My father, Manusurali Hassanali Nathoo died in 2015 from Parkinsons. He was my hero. He was gentle, softly spoken but strong in his convictions and reaction to life's hardships. He was a great listener and a man of few words. It turns out I'm a lot more like my Mum!
He was adventurous. He was Indian by origin but born and grew up in Kenya. He moved to England to get his PhD in Physics and then married my Mum - a fellow expat and physicist from Czechoslovakia. He became a businessman then a science teacher. He visited California and had a soft spot for San Francisco. He was proud of his family and achievements but felt betrayed by some of his brothers.

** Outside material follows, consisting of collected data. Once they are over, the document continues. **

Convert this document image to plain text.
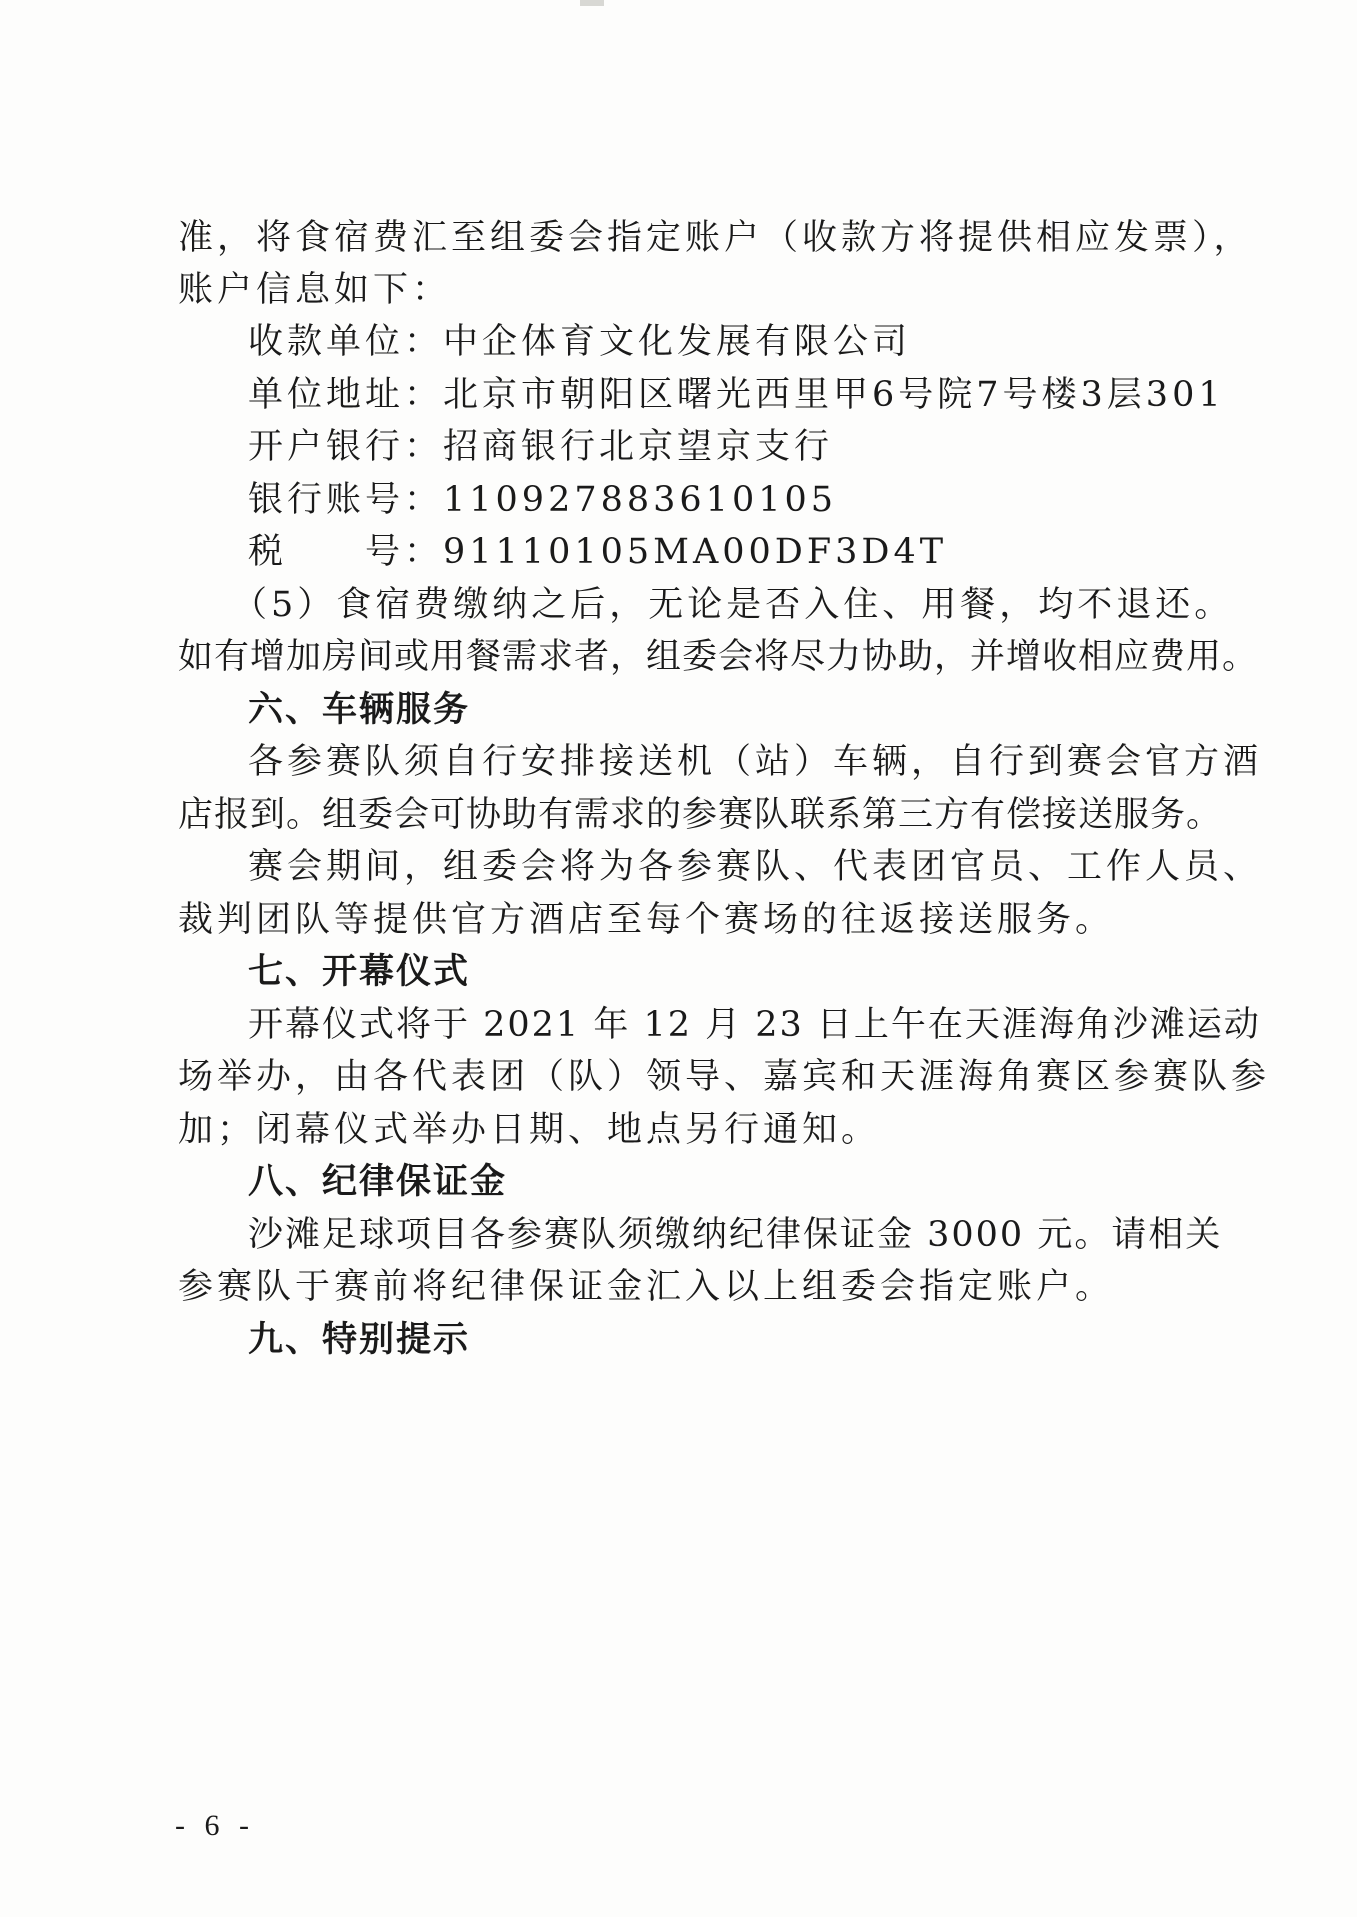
准，将食宿费汇至组委会指定账户（收款方将提供相应发票），
账户信息如下：
收款单位：中企体育文化发展有限公司
单位地址：北京市朝阳区曙光西里甲6号院7号楼3层301
开户银行：招商银行北京望京支行
银行账号：110927883610105
税　　号：91110105MA00DF3D4T
（5）食宿费缴纳之后，无论是否入住、用餐，均不退还。
如有增加房间或用餐需求者，组委会将尽力协助，并增收相应费用。
六、车辆服务
各参赛队须自行安排接送机（站）车辆，自行到赛会官方酒
店报到。组委会可协助有需求的参赛队联系第三方有偿接送服务。
赛会期间，组委会将为各参赛队、代表团官员、工作人员、
裁判团队等提供官方酒店至每个赛场的往返接送服务。
七、开幕仪式
开幕仪式将于 2021 年 12 月 23 日上午在天涯海角沙滩运动
场举办，由各代表团（队）领导、嘉宾和天涯海角赛区参赛队参
加；闭幕仪式举办日期、地点另行通知。
八、纪律保证金
沙滩足球项目各参赛队须缴纳纪律保证金 3000 元。请相关
参赛队于赛前将纪律保证金汇入以上组委会指定账户。
九、特别提示
- 6 -
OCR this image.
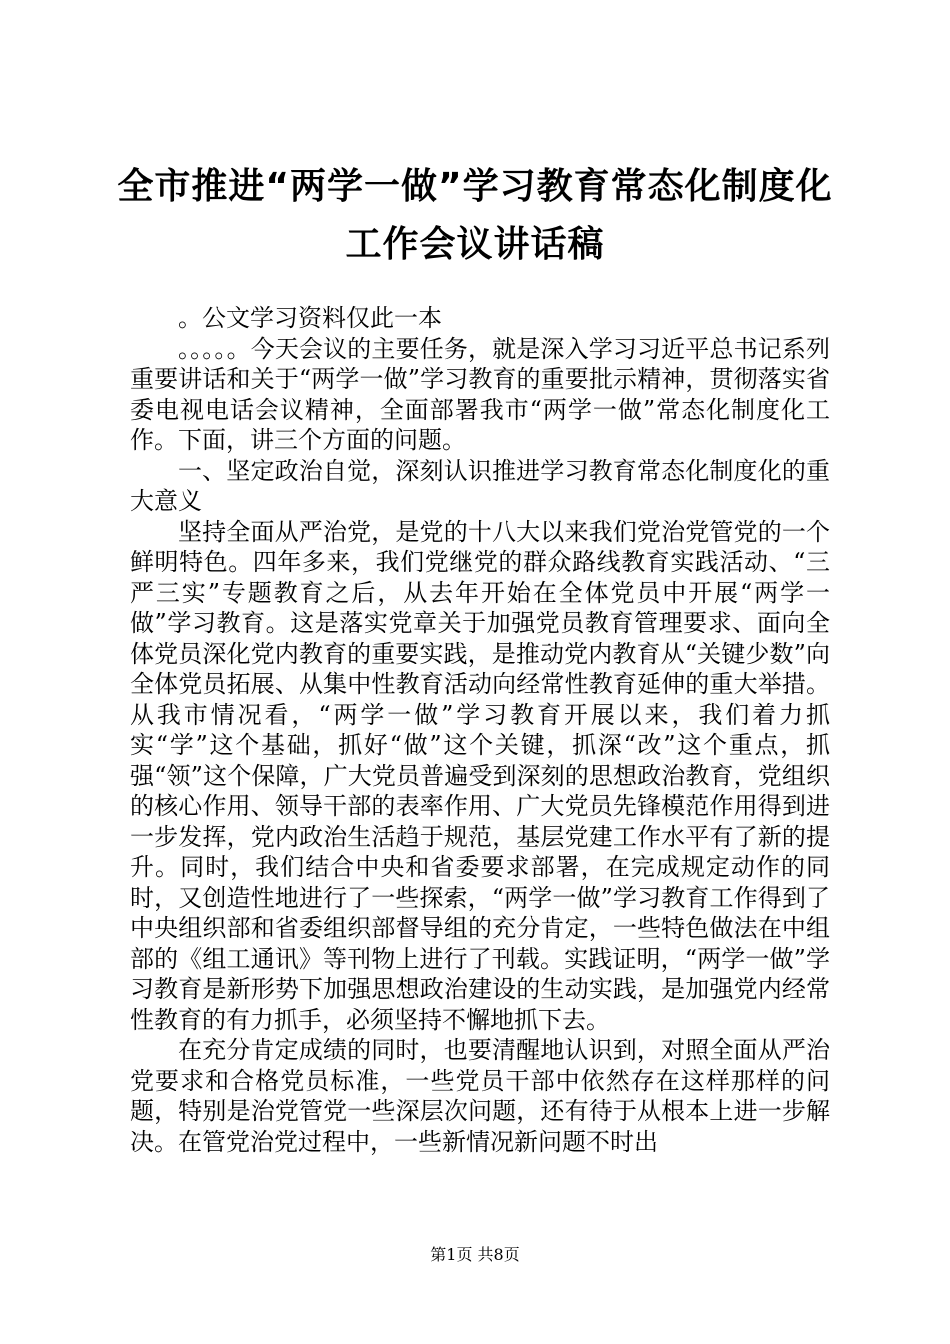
全市推进“两学一做”学习教育常态化制度化工作会议讲话稿

。公文学习资料仅此一本

。。。。。今天会议的主要任务，就是深入学习习近平总书记系列重要讲话和关于“两学一做”学习教育的重要批示精神，贯彻落实省委电视电话会议精神，全面部署我市“两学一做”常态化制度化工作。下面，讲三个方面的问题。

一、坚定政治自觉，深刻认识推进学习教育常态化制度化的重大意义

坚持全面从严治党，是党的十八大以来我们党治党管党的一个鲜明特色。四年多来，我们党继党的群众路线教育实践活动、“三严三实”专题教育之后，从去年开始在全体党员中开展“两学一做”学习教育。这是落实党章关于加强党员教育管理要求、面向全体党员深化党内教育的重要实践，是推动党内教育从“关键少数”向全体党员拓展、从集中性教育活动向经常性教育延伸的重大举措。从我市情况看，“两学一做”学习教育开展以来，我们着力抓实“学”这个基础，抓好“做”这个关键，抓深“改”这个重点，抓强“领”这个保障，广大党员普遍受到深刻的思想政治教育，党组织的核心作用、领导干部的表率作用、广大党员先锋模范作用得到进一步发挥，党内政治生活趋于规范，基层党建工作水平有了新的提升。同时，我们结合中央和省委要求部署，在完成规定动作的同时，又创造性地进行了一些探索，“两学一做”学习教育工作得到了中央组织部和省委组织部督导组的充分肯定，一些特色做法在中组部的《组工通讯》等刊物上进行了刊载。实践证明，“两学一做”学习教育是新形势下加强思想政治建设的生动实践，是加强党内经常性教育的有力抓手，必须坚持不懈地抓下去。

在充分肯定成绩的同时，也要清醒地认识到，对照全面从严治党要求和合格党员标准，一些党员干部中依然存在这样那样的问题，特别是治党管党一些深层次问题，还有待于从根本上进一步解决。在管党治党过程中，一些新情况新问题不时出

第1页 共8页
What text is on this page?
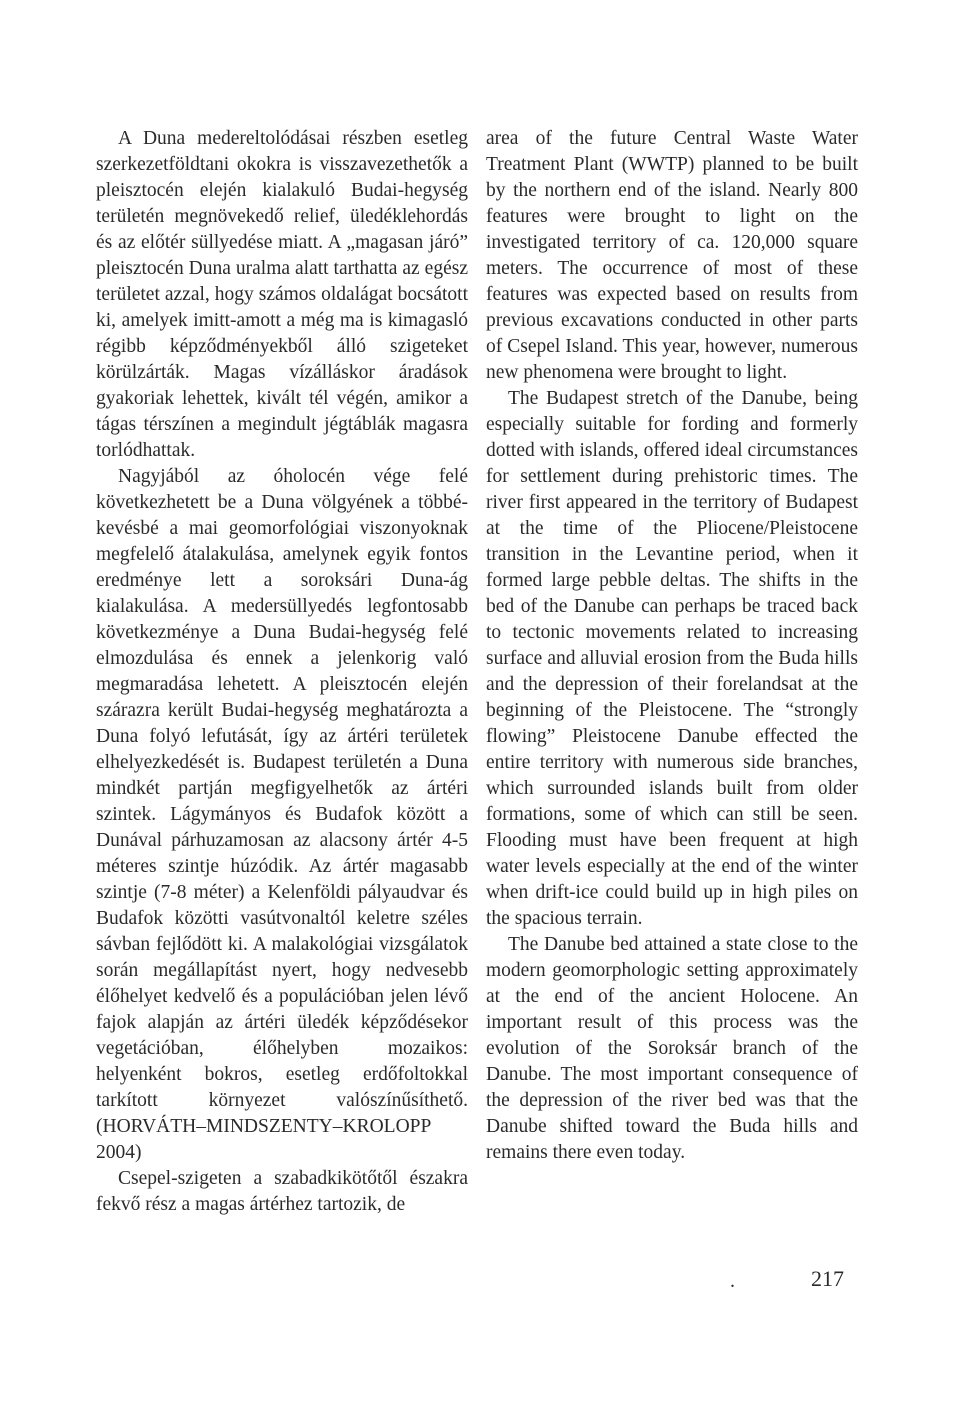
A Duna medereltolódásai részben esetleg szerkezetföldtani okokra is visszavezethetők a pleisztocén elején kialakuló Budai-hegység területén megnövekedő relief, üledéklehordás és az előtér süllyedése miatt. A „magasan járó” pleisztocén Duna uralma alatt tarthatta az egész területet azzal, hogy számos oldalágat bocsátott ki, amelyek imitt-amott a még ma is kimagasló régibb képződményekből álló szigeteket körülzárták. Magas vízálláskor áradások gyakoriak lehettek, kivált tél végén, amikor a tágas térszínen a megindult jégtáblák magasra torlódhattak.

Nagyjából az óholocén vége felé következhetett be a Duna völgyének a többé-kevésbé a mai geomorfológiai viszonyoknak megfelelő átalakulása, amelynek egyik fontos eredménye lett a soroksári Duna-ág kialakulása. A medersüllyedés legfontosabb következménye a Duna Budai-hegység felé elmozdulása és ennek a jelenkorig való megmaradása lehetett. A pleisztocén elején szárazra került Budai-hegység meghatározta a Duna folyó lefutását, így az ártéri területek elhelyezkedését is. Budapest területén a Duna mindkét partján megfigyelhetők az ártéri szintek. Lágymányos és Budafok között a Dunával párhuzamosan az alacsony ártér 4-5 méteres szintje húzódik. Az ártér magasabb szintje (7-8 méter) a Kelenföldi pályaudvar és Budafok közötti vasútvonaltól keletre széles sávban fejlődött ki. A malakológiai vizsgálatok során megállapítást nyert, hogy nedvesebb élőhelyet kedvelő és a populációban jelen lévő fajok alapján az ártéri üledék képződésekor vegetációban, élőhelyben mozaikos: helyenként bokros, esetleg erdőfoltokkal tarkított környezet valószínűsíthető. (HORVÁTH–MINDSZENTY–KROLOPP 2004)

Csepel-szigeten a szabadkikötőtől északra fekvő rész a magas ártérhez tartozik, de

area of the future Central Waste Water Treatment Plant (WWTP) planned to be built by the northern end of the island. Nearly 800 features were brought to light on the investigated territory of ca. 120,000 square meters. The occurrence of most of these features was expected based on results from previous excavations conducted in other parts of Csepel Island. This year, however, numerous new phenomena were brought to light.

The Budapest stretch of the Danube, being especially suitable for fording and formerly dotted with islands, offered ideal circumstances for settlement during prehistoric times. The river first appeared in the territory of Budapest at the time of the Pliocene/Pleistocene transition in the Levantine period, when it formed large pebble deltas. The shifts in the bed of the Danube can perhaps be traced back to tectonic movements related to increasing surface and alluvial erosion from the Buda hills and the depression of their forelandsat at the beginning of the Pleistocene. The “strongly flowing” Pleistocene Danube effected the entire territory with numerous side branches, which surrounded islands built from older formations, some of which can still be seen. Flooding must have been frequent at high water levels especially at the end of the winter when drift-ice could build up in high piles on the spacious terrain.

The Danube bed attained a state close to the modern geomorphologic setting approximately at the end of the ancient Holocene. An important result of this process was the evolution of the Soroksár branch of the Danube. The most important consequence of the depression of the river bed was that the Danube shifted toward the Buda hills and remains there even today.

.	217
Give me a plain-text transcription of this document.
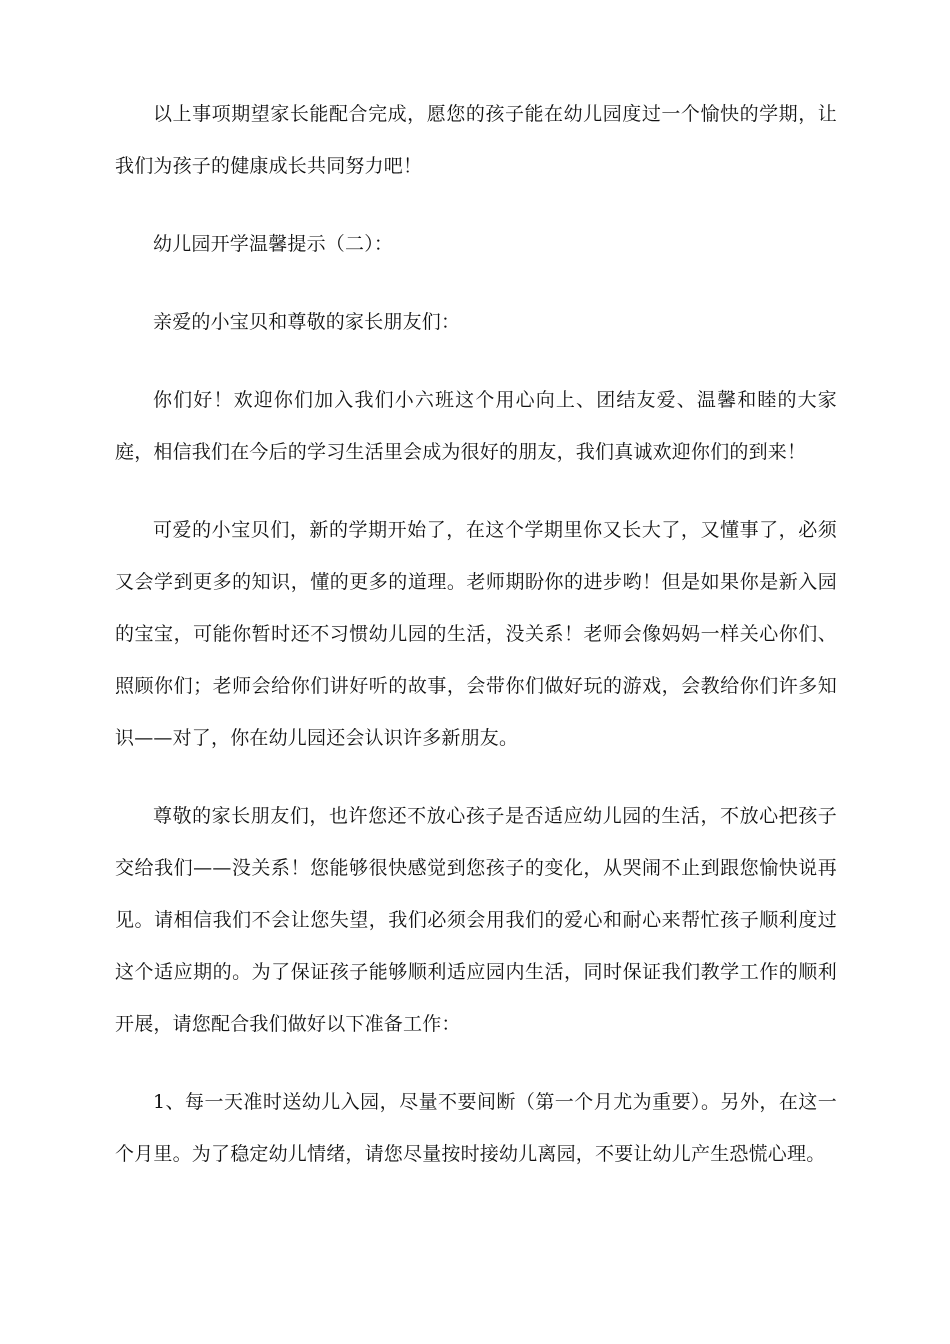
以上事项期望家长能配合完成，愿您的孩子能在幼儿园度过一个愉快的学期，让我们为孩子的健康成长共同努力吧！

幼儿园开学温馨提示（二）：

亲爱的小宝贝和尊敬的家长朋友们：

你们好！欢迎你们加入我们小六班这个用心向上、团结友爱、温馨和睦的大家庭，相信我们在今后的学习生活里会成为很好的朋友，我们真诚欢迎你们的到来！

可爱的小宝贝们，新的学期开始了，在这个学期里你又长大了，又懂事了，必须又会学到更多的知识，懂的更多的道理。老师期盼你的进步哟！但是如果你是新入园的宝宝，可能你暂时还不习惯幼儿园的生活，没关系！老师会像妈妈一样关心你们、照顾你们；老师会给你们讲好听的故事，会带你们做好玩的游戏，会教给你们许多知识——对了，你在幼儿园还会认识许多新朋友。

尊敬的家长朋友们，也许您还不放心孩子是否适应幼儿园的生活，不放心把孩子交给我们——没关系！您能够很快感觉到您孩子的变化，从哭闹不止到跟您愉快说再见。请相信我们不会让您失望，我们必须会用我们的爱心和耐心来帮忙孩子顺利度过这个适应期的。为了保证孩子能够顺利适应园内生活，同时保证我们教学工作的顺利开展，请您配合我们做好以下准备工作：

1、每一天准时送幼儿入园，尽量不要间断（第一个月尤为重要）。另外，在这一个月里。为了稳定幼儿情绪，请您尽量按时接幼儿离园，不要让幼儿产生恐慌心理。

I valued his advice enormously. I wish I had dedicated more time to him and our relationship when he was alive. I learned so much from him directly through what he taught me, but also through how he acted and who he was.
He gave me a set of mental and emotional tools that I use so frequently I'm probably unaware of most. Here are some snippets of advice that I can remember:
- Write the first sentence. Get started now, you can always revise it.
- Courage isn’t lack of fears, it's continuing despite them.
- College is for finding a wife.
- Business is risk.
- Being bored is your own fault. There are so many interesting details if you just look closely.
- Why be happy with 9/10 when you could get 10/10?
- Your preferences aren't set in stone, you get to decide whether you like vegetables or not.
- You get to decide whether you're happy with what you've got: I only need a cup of tea and a book.
- Don’t judge a book by its cover: I was robbed once by men wearing suits.
- Beware of people who seek power over others.
- Protect yourself. Just because something is unlikely doesn’t mean you won’t be unlucky.
There's more that I take as advice by trying to follow the example he set: be kind; be happy; be different; you may need to move around the world to find a place to make your home; tell a story; tell a joke; invest in learning; don't rely on others.
As I write this I find it impossible to convey the depth of meaning to me without the context, remembering the colors, his voice, how it felt. I guess to truly learn something you have to be there and experience it for yourself.